您粘贴的令牌缺少OID和UPN,这可能就是您看到此错误的原因。我将不得不返回并检查如果没有这些声明,可以如何发出此访问令牌。
#1
3
I believe if you actually want to browse the Active Directory, and not just read the authenticated user's profile, you need administrator consent for a web app. See http://msdn.microsoft.com/en-us/library/azure/b08d91fa-6a64-4deb-92f4-f5857add9ed8#BKMK_Graph
我相信如果您确实想要浏览Active Directory,而不仅仅是阅读经过身份验证的用户的个人资料,则需要管理员同意才能使用Web应用程序。请参阅http://msdn.microsoft.com/en-us/library/azure/b08d91fa-6a64-4deb-92f4-f5857add9ed8#BKMK_Graph
If you already knew that, then maybe it's a problem with how you've registered your app or the token itself. Make sure you've selected the appropriate permissions per that link in your app registration. If those look right, then you can check the token. There's a handy little token parser here: http://jwt.calebb.net/. Just paste in the value of your token and it will show you the decoded JSON. Look at the scope or scp parameters.

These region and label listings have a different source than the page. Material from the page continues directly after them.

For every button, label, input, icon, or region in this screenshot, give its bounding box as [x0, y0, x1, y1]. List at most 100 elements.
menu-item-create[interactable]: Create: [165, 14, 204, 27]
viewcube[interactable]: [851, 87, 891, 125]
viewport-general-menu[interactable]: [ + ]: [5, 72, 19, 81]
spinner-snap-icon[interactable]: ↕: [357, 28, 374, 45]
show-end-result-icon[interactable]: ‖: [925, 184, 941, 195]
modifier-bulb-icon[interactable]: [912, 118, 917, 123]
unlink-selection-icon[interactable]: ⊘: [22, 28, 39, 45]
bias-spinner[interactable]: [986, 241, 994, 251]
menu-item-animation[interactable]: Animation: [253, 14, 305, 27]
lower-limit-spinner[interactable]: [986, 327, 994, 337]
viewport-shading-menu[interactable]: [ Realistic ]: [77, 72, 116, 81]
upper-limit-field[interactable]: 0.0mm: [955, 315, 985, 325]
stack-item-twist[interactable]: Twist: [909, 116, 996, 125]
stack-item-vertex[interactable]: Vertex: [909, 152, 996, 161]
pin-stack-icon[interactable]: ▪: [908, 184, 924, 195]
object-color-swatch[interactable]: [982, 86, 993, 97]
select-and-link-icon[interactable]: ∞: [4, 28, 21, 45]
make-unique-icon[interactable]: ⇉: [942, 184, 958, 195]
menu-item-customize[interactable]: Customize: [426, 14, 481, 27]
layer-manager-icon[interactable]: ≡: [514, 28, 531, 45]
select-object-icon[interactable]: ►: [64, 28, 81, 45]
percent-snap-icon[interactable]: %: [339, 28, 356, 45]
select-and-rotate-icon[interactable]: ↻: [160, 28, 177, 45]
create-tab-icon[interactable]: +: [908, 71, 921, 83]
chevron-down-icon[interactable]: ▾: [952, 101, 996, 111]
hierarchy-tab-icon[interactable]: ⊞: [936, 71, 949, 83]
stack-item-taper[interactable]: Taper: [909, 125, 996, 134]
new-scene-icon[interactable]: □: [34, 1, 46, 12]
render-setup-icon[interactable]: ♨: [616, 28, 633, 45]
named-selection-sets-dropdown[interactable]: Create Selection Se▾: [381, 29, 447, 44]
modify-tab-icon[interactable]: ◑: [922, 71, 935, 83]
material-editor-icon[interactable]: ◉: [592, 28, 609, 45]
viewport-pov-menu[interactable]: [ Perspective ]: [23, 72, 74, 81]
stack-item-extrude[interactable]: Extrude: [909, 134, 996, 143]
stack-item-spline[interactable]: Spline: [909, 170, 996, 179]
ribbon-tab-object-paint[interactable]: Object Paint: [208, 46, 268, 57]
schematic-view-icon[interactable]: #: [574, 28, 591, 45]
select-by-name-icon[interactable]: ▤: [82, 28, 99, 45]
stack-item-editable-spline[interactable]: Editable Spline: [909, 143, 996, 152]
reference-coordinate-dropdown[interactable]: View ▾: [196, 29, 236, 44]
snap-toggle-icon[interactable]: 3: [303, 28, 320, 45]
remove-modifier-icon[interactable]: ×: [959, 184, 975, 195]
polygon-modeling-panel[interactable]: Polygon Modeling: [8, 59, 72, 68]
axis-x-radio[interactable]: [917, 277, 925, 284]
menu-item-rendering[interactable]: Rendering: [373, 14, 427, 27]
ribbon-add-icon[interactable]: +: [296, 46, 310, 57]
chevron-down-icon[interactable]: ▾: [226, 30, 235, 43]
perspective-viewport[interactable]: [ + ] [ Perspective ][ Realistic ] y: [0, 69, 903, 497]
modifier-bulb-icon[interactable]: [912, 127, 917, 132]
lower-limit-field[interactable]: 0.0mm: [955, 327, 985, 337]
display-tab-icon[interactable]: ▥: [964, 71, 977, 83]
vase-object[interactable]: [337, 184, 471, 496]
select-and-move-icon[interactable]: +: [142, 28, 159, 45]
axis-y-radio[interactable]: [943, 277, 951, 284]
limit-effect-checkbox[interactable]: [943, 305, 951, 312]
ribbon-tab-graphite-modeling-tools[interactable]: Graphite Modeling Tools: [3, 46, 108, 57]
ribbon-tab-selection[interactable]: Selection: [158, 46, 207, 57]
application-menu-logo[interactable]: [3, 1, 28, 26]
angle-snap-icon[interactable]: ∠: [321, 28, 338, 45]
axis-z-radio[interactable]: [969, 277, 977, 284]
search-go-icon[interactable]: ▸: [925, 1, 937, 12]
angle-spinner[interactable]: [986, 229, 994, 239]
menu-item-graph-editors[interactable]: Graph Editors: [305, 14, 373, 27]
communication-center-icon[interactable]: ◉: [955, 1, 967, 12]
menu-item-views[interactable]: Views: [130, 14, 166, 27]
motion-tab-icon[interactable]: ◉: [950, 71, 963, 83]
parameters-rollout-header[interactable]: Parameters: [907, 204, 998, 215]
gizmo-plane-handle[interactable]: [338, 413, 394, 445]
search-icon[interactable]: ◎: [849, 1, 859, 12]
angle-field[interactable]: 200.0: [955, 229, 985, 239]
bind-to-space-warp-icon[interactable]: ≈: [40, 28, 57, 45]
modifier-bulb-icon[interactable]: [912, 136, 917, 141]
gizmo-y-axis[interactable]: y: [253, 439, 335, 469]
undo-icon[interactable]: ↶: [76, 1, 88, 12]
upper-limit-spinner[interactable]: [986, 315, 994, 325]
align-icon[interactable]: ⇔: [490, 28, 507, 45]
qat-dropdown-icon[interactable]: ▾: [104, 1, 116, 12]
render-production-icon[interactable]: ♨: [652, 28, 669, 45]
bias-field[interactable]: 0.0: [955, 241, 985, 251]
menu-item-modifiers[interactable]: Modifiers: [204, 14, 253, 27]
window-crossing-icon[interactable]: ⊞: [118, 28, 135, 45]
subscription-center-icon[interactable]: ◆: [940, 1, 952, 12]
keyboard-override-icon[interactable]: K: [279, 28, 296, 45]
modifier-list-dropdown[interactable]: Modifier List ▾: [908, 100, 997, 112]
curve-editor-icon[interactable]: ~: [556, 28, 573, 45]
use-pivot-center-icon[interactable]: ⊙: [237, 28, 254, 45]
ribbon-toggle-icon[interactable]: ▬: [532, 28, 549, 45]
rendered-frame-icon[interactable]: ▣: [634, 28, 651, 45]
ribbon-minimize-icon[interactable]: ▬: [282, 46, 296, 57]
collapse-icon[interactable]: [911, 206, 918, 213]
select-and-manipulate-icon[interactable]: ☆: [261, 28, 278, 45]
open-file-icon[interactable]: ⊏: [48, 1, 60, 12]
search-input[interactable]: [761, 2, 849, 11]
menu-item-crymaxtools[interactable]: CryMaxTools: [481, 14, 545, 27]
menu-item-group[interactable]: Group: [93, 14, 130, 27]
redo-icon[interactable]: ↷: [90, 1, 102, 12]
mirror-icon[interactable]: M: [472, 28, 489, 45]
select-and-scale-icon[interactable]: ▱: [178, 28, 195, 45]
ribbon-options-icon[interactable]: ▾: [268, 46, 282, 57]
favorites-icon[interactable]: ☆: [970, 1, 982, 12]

如果您已经知道这一点,那么可能是您注册应用程序或令牌本身的方式存在问题。确保您已在应用注册中为该链接选择了相应的权限。如果这些看起来正确,那么您可以检查令牌。这里有一个方便的小令牌解析器:http://jwt.calebb.net/。只需粘贴令牌的值,它就会显示已解码的JSON。查看范围或scp参数。
{
"typ": "JWT",
"alg": "RS256",
"x5t": "asdfsadfasdfsa"
}
{
"aud": "https://graph.windows.net/",
"iss": "https://sts.windows.net/<SOMEGUID>",
"iat": 1418158549,
"nbf": 1418158549,
"exp": 1418162449,
"ver": "1.0",
"tid": "<SOMEGUID>",
"amr": [
"pwd"
],
"oid": "<SOMEGUID>",
"upn": "admin@contoso.com",
"unique_name": "admin@contoso.com",
"sub": "askdljalsdfs",
"puid": "1003BFFD88937280",
"family_name": "Administrator",
"given_name": "MOD",
"appid": "<YOUR APP ID>",
"appidacr": "0",
"scp": "Directory.Read user_impersonation UserProfile.Read",
"acr": "1"
}
#2
1
The token you've pasted is missing the OID and UPN, and that'll probably be why you are seeing this error. I'll have to go back and check how this access token could have been issued without those claims.
您粘贴的令牌缺少OID和UPN,这可能就是您看到此错误的原因。我将不得不返回并检查如果没有这些声明,可以如何发出此访问令牌。